Betombe raised himself on his elbows, then his hands, and swung his legs off the side of the bed.
“I really wouldn’t recommend that, Admiral. You need to stay in sickbay for the moment.”
“You said very minor injuries. I need to be on the bridge.”
“I did, yes, but you might still be concussed. In any case, the command deck is no longer habitable. The ship is being run from auxiliary command.”
“Then that’s where I have to go.”
“You need to be observed.”
“Well then, you’ll just have to come with me, won’t you?”
The corpsman sighed deeply, as if resigning himself to the excursion, and reached for a medical kit. He shouted hurried instructions to some of the other medical staff.

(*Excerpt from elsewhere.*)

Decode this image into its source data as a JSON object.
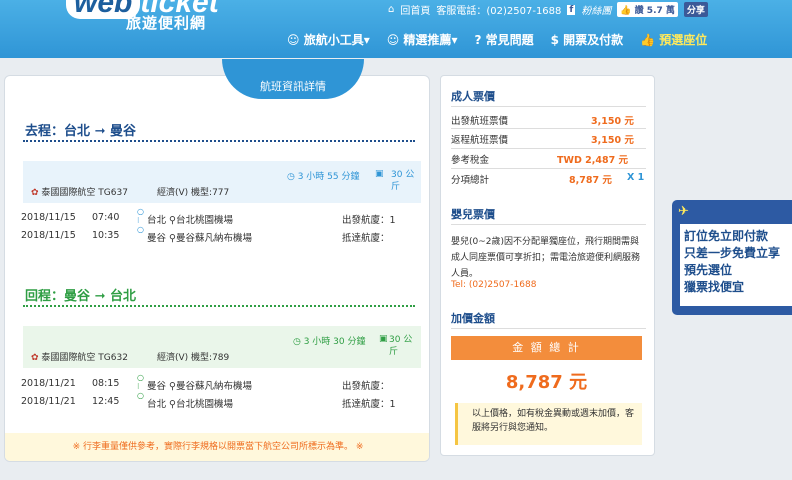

Betombe’s feet touched the cold deck plates, and he rose cautiously from the bed. Swaying, he put his hand out to steady himself, and waited for his vision to stop swimming.
“Are you okay?”
“I just need a minute.”
“I really think it would be much better if you stayed here.”
“You made that quite clear. I appreciate your concern and your most remarkable insistence, but I can’t very well sit this out.”
“As you wish, Admiral.”
“Where are we, anyway?”
“The Hujjur system, Sir.”
“Makes sense,” said Betombe, pushing his arm through a sleeve of his tunic. “Closest Imperial system to Gousk.”
“Here, let me help,” the corpsman said. “You’ve got the wrong arm there.”
Betombe looked down. Sure enough, he was putting his tunic on backwards.
“I can manage,” he said, pulling his arm free of the sleeve. “This says nothing about my condition, you understand.”
“Hmmm.”
“Hmmm, Sir.”
Another rumbling, banging sound moved along the passageway outside. A harsh judder was transmitted through the deck, seemingly chasing after the noise. Love Tap was complaining about his own injuries.